On November 22. 1963 I was 10 years old and sitting at my desk in Ms Addie P. Owens’ fifth grade class at 139th Street Elementary School in Compton, California. The day was sunny but cool and we were doing what most 5th graders do, paying attention to the teacher but waiting for the bell to signal the end of another day.

All of a sudden, the principal’s office called with an urgent notification of the death of our President, John F. Kennedy. The silence in the room was stunning, as you could imagine 5th graders that keep up a continuous banter under most circumstances, but there was a surreal quality to those moments after that announcement that seemingly hovered above us as the importance of what was said just couldn’t be true.

Prior to Kennedy’s assassination, we had been reviewing all of the innovations that this President had initiated and how he was making the changes in our society that would be a benefit to everyone. Being Black and having a very real bird’s eye view of all of the things that were happening, in regard to civil rights and the discussions that Martin Luther King had been bringing to the forefront and Malcolm X extolling the realities that this society had been allowing to occur, this President was our knight in shining armor.

The news was to say the least, devastating. Everyone was in tears as the reality of the news took hold.
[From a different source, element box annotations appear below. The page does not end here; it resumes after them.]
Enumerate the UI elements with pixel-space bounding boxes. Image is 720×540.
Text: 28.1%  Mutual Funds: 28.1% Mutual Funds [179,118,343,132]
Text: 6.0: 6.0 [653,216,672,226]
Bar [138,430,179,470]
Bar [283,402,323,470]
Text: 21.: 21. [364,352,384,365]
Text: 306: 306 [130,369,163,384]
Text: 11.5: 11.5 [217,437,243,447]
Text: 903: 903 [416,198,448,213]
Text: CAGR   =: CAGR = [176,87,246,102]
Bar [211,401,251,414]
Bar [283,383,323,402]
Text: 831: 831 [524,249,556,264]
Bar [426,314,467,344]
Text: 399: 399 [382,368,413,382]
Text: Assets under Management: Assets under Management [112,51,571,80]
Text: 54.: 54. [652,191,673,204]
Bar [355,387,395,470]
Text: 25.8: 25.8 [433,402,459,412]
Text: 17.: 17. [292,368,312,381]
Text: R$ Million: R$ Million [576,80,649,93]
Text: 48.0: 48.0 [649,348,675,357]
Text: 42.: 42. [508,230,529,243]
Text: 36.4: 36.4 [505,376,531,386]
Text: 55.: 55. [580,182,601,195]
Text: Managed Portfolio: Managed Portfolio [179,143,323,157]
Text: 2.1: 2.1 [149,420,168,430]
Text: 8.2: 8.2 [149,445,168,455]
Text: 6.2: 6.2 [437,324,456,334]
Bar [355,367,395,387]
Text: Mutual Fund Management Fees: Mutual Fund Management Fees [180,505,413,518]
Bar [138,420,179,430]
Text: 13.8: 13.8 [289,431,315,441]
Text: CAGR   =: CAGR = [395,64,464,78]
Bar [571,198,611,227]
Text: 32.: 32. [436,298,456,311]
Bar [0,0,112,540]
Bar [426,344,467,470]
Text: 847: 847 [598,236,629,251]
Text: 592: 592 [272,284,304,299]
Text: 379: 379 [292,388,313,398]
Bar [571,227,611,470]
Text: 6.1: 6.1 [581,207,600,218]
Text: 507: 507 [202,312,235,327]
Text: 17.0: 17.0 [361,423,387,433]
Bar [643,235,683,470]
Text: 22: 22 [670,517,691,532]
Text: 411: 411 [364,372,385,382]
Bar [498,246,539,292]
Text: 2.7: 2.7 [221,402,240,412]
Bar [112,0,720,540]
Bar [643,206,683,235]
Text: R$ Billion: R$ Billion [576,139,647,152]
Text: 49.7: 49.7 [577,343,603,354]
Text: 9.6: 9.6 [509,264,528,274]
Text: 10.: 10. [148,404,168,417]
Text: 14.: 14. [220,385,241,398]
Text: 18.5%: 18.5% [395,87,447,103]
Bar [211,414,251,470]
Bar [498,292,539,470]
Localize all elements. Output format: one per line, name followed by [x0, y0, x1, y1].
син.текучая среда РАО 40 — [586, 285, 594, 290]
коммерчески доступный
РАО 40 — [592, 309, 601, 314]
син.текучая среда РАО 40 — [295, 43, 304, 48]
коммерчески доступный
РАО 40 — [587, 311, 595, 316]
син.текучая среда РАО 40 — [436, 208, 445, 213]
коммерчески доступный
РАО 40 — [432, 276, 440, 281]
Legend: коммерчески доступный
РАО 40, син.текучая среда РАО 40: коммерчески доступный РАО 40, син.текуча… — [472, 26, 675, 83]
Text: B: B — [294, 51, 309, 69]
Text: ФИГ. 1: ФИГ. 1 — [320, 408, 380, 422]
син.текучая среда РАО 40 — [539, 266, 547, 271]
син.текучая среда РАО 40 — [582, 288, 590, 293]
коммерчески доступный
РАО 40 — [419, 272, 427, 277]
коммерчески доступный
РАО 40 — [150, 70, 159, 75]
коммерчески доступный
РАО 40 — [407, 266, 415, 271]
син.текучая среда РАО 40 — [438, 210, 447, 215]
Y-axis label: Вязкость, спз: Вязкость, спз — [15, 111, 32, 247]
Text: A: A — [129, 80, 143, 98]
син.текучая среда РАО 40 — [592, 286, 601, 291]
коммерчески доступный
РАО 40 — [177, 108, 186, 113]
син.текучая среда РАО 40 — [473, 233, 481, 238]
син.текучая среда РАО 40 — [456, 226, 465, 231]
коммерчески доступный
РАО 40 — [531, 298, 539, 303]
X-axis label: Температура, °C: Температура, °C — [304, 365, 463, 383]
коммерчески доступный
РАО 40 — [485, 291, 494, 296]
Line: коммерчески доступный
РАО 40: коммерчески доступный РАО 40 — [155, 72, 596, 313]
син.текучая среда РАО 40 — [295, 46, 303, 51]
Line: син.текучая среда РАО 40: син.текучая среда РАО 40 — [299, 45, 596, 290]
As we grew older, those moments seemed to permeate themselves in ways that we could not explain. Definitive movements within our government suddenly took on a new texture and the beginnings that this President had initiated were carried through. With the wonders that presented themselves in entities like the Peace Corps and our race to space, it had seemed like the sky was not the limit and for the first time it seemed that we had had a President that truly cared about the stature of all men, regardless of ethnicity.

In conclusion, the true pressures that the diversity of this country can impose on any individual can be insurmountable, however, in the time that this President held the reigns, he proved that an individual could have a lasting impact regardless of the opposition resorting to violence to quell their voice.